Several times in the intervening years, I had been on the point of throwing out the leather-bound books, thinking that doing so would ease my guilt. But I never did. It would have been sacrilegious. They represented something beautiful, something that I had destroyed, but which nevertheless I needed. I could not explain the need, not then. On that night, in that moment of torment, I only wanted to remember.
With shaking hands, I unlocked the box. I read the stories again.
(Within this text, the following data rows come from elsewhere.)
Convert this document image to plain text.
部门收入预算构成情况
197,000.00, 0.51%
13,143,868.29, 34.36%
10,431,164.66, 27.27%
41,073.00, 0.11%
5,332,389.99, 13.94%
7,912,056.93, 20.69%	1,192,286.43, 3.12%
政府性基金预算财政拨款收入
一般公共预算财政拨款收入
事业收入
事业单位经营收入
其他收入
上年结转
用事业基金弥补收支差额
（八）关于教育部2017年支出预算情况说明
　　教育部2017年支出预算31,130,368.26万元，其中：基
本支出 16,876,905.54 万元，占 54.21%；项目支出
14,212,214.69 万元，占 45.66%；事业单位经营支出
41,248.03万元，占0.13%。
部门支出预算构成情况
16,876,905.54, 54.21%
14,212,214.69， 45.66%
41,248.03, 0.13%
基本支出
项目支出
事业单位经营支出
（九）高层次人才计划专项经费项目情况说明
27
There were twenty-two of them in total, some already neatly written up by me in the pages of the leather-bound books, some written in blotted ink by a shaky hand on loose sheets that I’d carefully placed between the pages. I didn’t sleep for a week thereafter, but then a few bottles of cheap wine helped me to forget the child for whom they were written and the hand that wrote the original drafts. Remembering had been a mistake. Or so I thought.
Gradually it dawned on me that these stories could be my escape route. If they had not died, if I had become somehow part of their family, would these stories not also have become mine? I was the only one that the old man had trusted to transcribe them. Why? Why a strange Irish boy he didn’t know? Why not a local scholar? Why did he choose me? If Jean-Luc was no longer around to benefit from these stories, well then, why not me? The fire was just the result of a minor deception that went awry, I told myself, desperate to justify my plagiarism, and once I had made the decision, it was easy. I only needed to rewrite them in English, change any identifiable details, and publish them under a pseu-donym, just to be sure. If I were to publish a couple of thousand copies in an Irish print run, I might be able to secure a future for myself.